Collins notes that this involved abandoning a traditional model of senior oversight of major projects. Instead health staff leading the projects took much greater direct responsibility for decision-making, within a teamworking model, which provided a different form of oversight and challenge. In other words, in my view, leadership was distributed.
What is even more interesting is where the innovators at Cardiff & Vale got their inspiration from:
"In Cardiff and Vale, leaders have been investing in system-wide approaches to improvement, building on the model from Canterbury, New Zealand, for the last five years."
Go figure!
And yet the Canterbury senior management team who supported this model were savaged by our Health Ministry, the Health Minister’s crown monitor, and commissioned business consultants (who are also now leading the implementation of the Government’s health restructuring).
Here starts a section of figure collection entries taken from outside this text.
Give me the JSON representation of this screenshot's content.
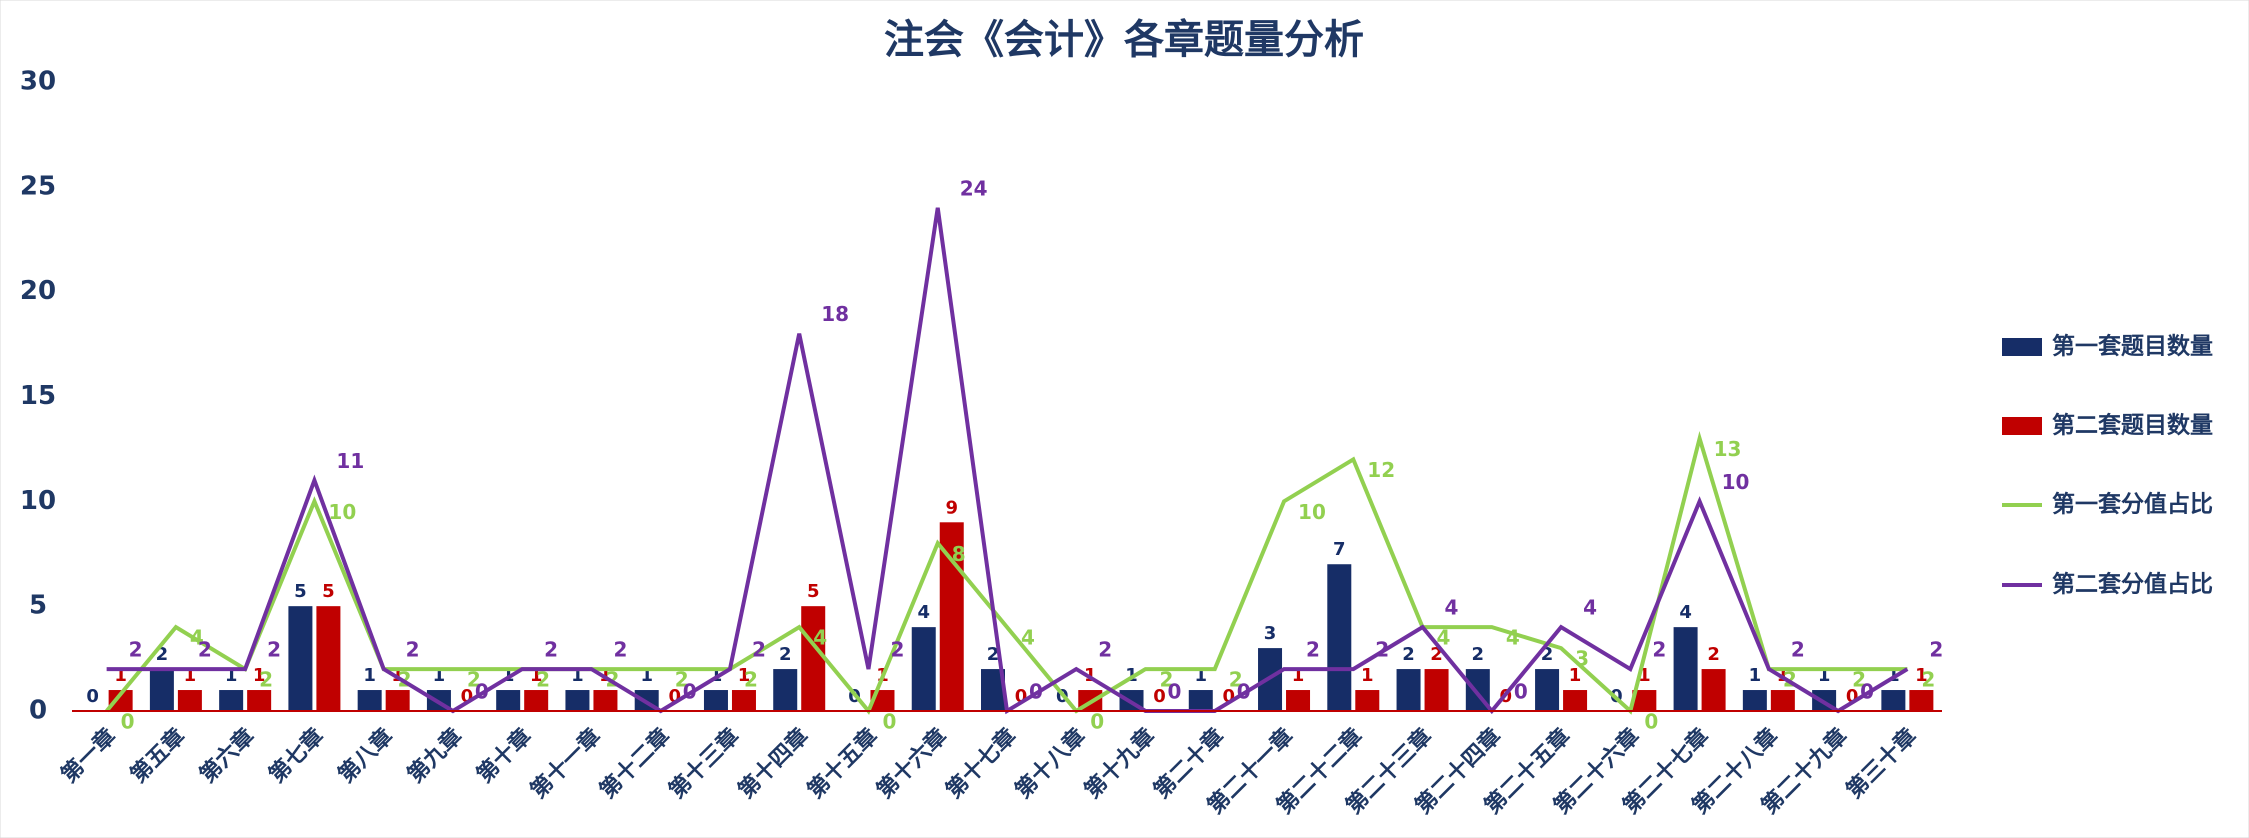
{
  "chart_data": {
    "type": "bar-line",
    "title": "注会《会计》各章题量分析",
    "categories": [
      "第一章",
      "第五章",
      "第六章",
      "第七章",
      "第八章",
      "第九章",
      "第十章",
      "第十一章",
      "第十二章",
      "第十三章",
      "第十四章",
      "第十五章",
      "第十六章",
      "第十七章",
      "第十八章",
      "第十九章",
      "第二十章",
      "第二十一章",
      "第二十二章",
      "第二十三章",
      "第二十四章",
      "第二十五章",
      "第二十六章",
      "第二十七章",
      "第二十八章",
      "第二十九章",
      "第三十章"
    ],
    "series": [
      {
        "name": "第一套题目数量",
        "color": "#162d67",
        "kind": "bar",
        "values": [
          0,
          2,
          1,
          5,
          1,
          1,
          1,
          1,
          1,
          1,
          2,
          0,
          4,
          2,
          0,
          1,
          1,
          3,
          7,
          2,
          2,
          2,
          0,
          4,
          1,
          1,
          1
        ]
      },
      {
        "name": "第二套题目数量",
        "color": "#c00000",
        "kind": "bar",
        "values": [
          1,
          1,
          1,
          5,
          1,
          0,
          1,
          1,
          0,
          1,
          5,
          1,
          9,
          0,
          1,
          0,
          0,
          1,
          1,
          2,
          0,
          1,
          1,
          2,
          1,
          0,
          1
        ]
      },
      {
        "name": "第一套分值占比",
        "color": "#92d050",
        "kind": "line",
        "values": [
          0,
          4,
          2,
          10,
          2,
          2,
          2,
          2,
          2,
          2,
          4,
          0,
          8,
          4,
          0,
          2,
          2,
          10,
          12,
          4,
          4,
          3,
          0,
          13,
          2,
          2,
          2
        ]
      },
      {
        "name": "第二套分值占比",
        "color": "#7030a0",
        "kind": "line",
        "values": [
          2,
          2,
          2,
          11,
          2,
          0,
          2,
          2,
          0,
          2,
          18,
          2,
          24,
          0,
          2,
          0,
          0,
          2,
          2,
          4,
          0,
          4,
          2,
          10,
          2,
          0,
          2
        ]
      }
    ],
    "ylim": [
      0,
      30
    ],
    "yticks": [
      0,
      5,
      10,
      15,
      20,
      25,
      30
    ],
    "legend": "right"
  }
}
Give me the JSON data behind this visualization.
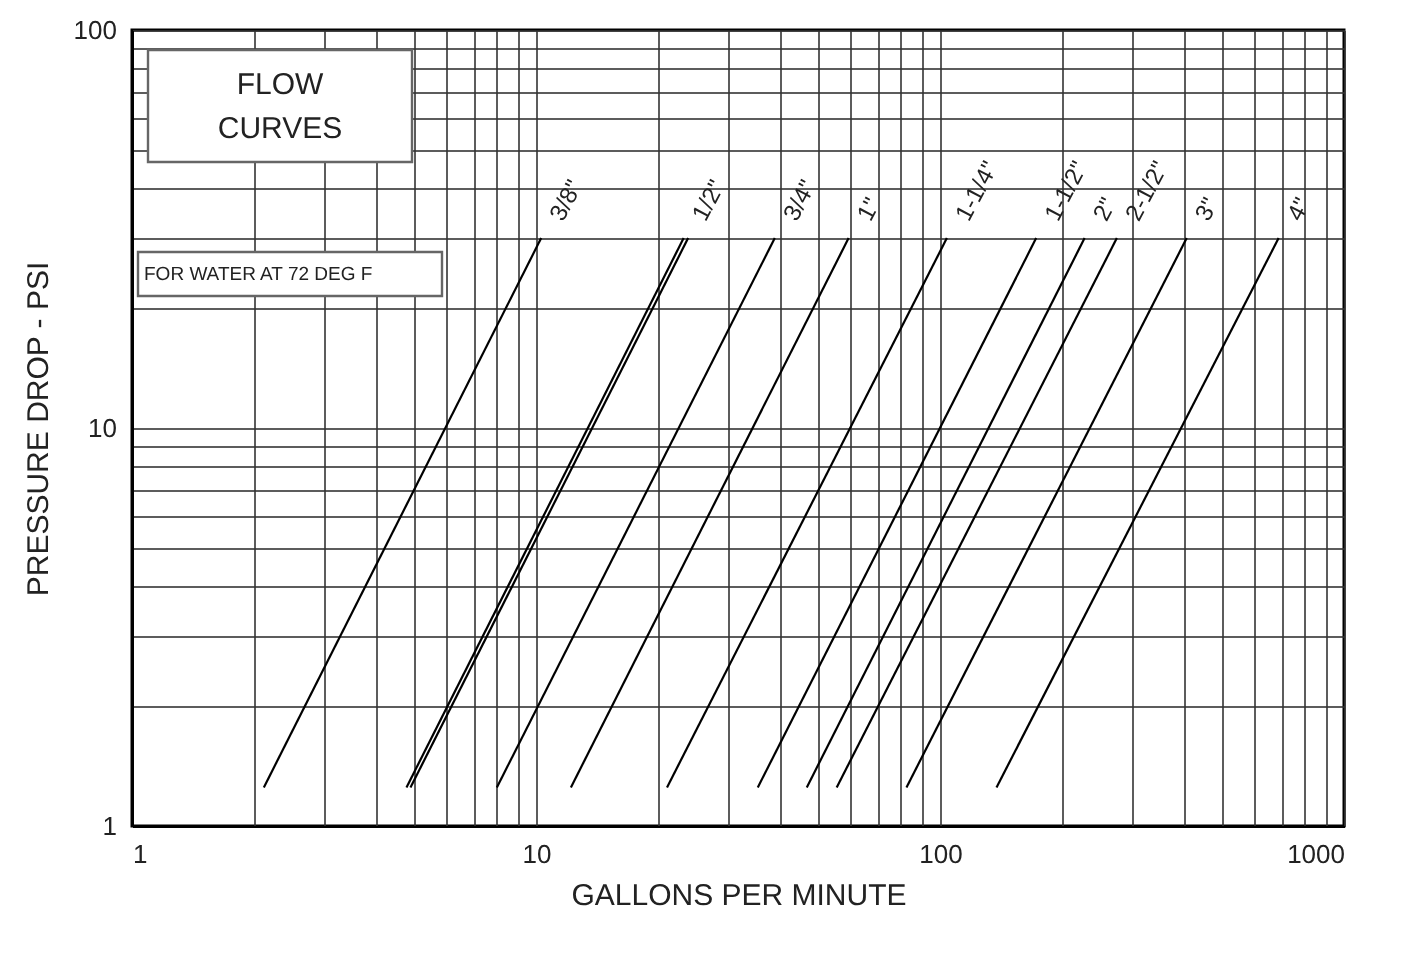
{
  "chart_data": {
    "type": "line",
    "title": "FLOW CURVES",
    "xlabel": "GALLONS PER MINUTE",
    "ylabel": "PRESSURE DROP - PSI",
    "annotations": [
      "FOR WATER AT 72 DEG F"
    ],
    "log": "xy",
    "grid": true,
    "xlim": [
      1,
      1000
    ],
    "ylim": [
      1,
      100
    ],
    "xticks": [
      1,
      {
        "value": 2,
        "label": null
      },
      {
        "value": 3,
        "label": null
      },
      {
        "value": 4,
        "label": null
      },
      {
        "value": 5,
        "label": null
      },
      {
        "value": 6,
        "label": null
      },
      {
        "value": 7,
        "label": null
      },
      {
        "value": 8,
        "label": null
      },
      {
        "value": 9,
        "label": null
      },
      10,
      {
        "value": 20,
        "label": null
      },
      {
        "value": 30,
        "label": null
      },
      {
        "value": 40,
        "label": null
      },
      {
        "value": 50,
        "label": null
      },
      {
        "value": 60,
        "label": null
      },
      {
        "value": 70,
        "label": null
      },
      {
        "value": 80,
        "label": null
      },
      {
        "value": 90,
        "label": null
      },
      100,
      {
        "value": 200,
        "label": null
      },
      {
        "value": 300,
        "label": null
      },
      {
        "value": 400,
        "label": null
      },
      {
        "value": 500,
        "label": null
      },
      {
        "value": 600,
        "label": null
      },
      {
        "value": 700,
        "label": null
      },
      {
        "value": 800,
        "label": null
      },
      {
        "value": 900,
        "label": null
      },
      1000
    ],
    "yticks": [
      1,
      {
        "value": 2,
        "label": null
      },
      {
        "value": 3,
        "label": null
      },
      {
        "value": 4,
        "label": null
      },
      {
        "value": 5,
        "label": null
      },
      {
        "value": 6,
        "label": null
      },
      {
        "value": 7,
        "label": null
      },
      {
        "value": 8,
        "label": null
      },
      {
        "value": 9,
        "label": null
      },
      10,
      {
        "value": 20,
        "label": null
      },
      {
        "value": 30,
        "label": null
      },
      {
        "value": 40,
        "label": null
      },
      {
        "value": 50,
        "label": null
      },
      {
        "value": 60,
        "label": null
      },
      {
        "value": 70,
        "label": null
      },
      {
        "value": 80,
        "label": null
      },
      {
        "value": 90,
        "label": null
      },
      100
    ],
    "series": [
      {
        "name": "3/8\"",
        "color": "#000000",
        "x": [
          2.12,
          10.3
        ],
        "values": [
          1.25,
          30
        ]
      },
      {
        "name": "1/2\"",
        "color": "#000000",
        "x": [
          4.78,
          23.2
        ],
        "values": [
          1.25,
          30
        ]
      },
      {
        "color": "#000000",
        "x": [
          4.89,
          23.8
        ],
        "values": [
          1.25,
          30
        ]
      },
      {
        "name": "3/4\"",
        "color": "#000000",
        "x": [
          8,
          39
        ],
        "values": [
          1.25,
          30
        ]
      },
      {
        "name": "1\"",
        "color": "#000000",
        "x": [
          12.2,
          59.4
        ],
        "values": [
          1.25,
          30
        ]
      },
      {
        "name": "1-1/4\"",
        "color": "#000000",
        "x": [
          21.1,
          104
        ],
        "values": [
          1.25,
          30
        ]
      },
      {
        "name": "1-1/2\"",
        "color": "#000000",
        "x": [
          35.4,
          173
        ],
        "values": [
          1.25,
          30
        ]
      },
      {
        "name": "2\"",
        "color": "#000000",
        "x": [
          46.8,
          228
        ],
        "values": [
          1.25,
          30
        ]
      },
      {
        "name": "2-1/2\"",
        "color": "#000000",
        "x": [
          55.5,
          274
        ],
        "values": [
          1.25,
          30
        ]
      },
      {
        "name": "3\"",
        "color": "#000000",
        "x": [
          82.6,
          408
        ],
        "values": [
          1.25,
          30
        ]
      },
      {
        "name": "4\"",
        "color": "#000000",
        "x": [
          138,
          689
        ],
        "values": [
          1.25,
          30
        ]
      }
    ]
  }
}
This savaging is fully discussed in my two background articles published by the Democracy Project: https://democracyproject.nz/2021/04/15/ian-powell-a-very-bureaucratic-coup-part-one/ and https://democracyproject.nz/2021/05/19/ian-powell-a-very-bureaucratic-coup-part-two/. It culminated in external business consultants Ernst & Young being engaged to do what amounted to a hatchet job on CDHB’s supportive senior management team: https://democracyproject.nz/2021/02/09/ian-powell-when-business-consultants-are-commissioned-for-hatchet-jobs/.
Thank goodness for their health professionals and population that Cardiff & Vale wasn’t subjected to such hostility from a managerialist leadership culture like that experienced by its inspirational innovators in Canterbury.
Now, rather than the rest of our health system learning from Canterbury, perhaps the whole of the system should learn from Cardiff & Vale.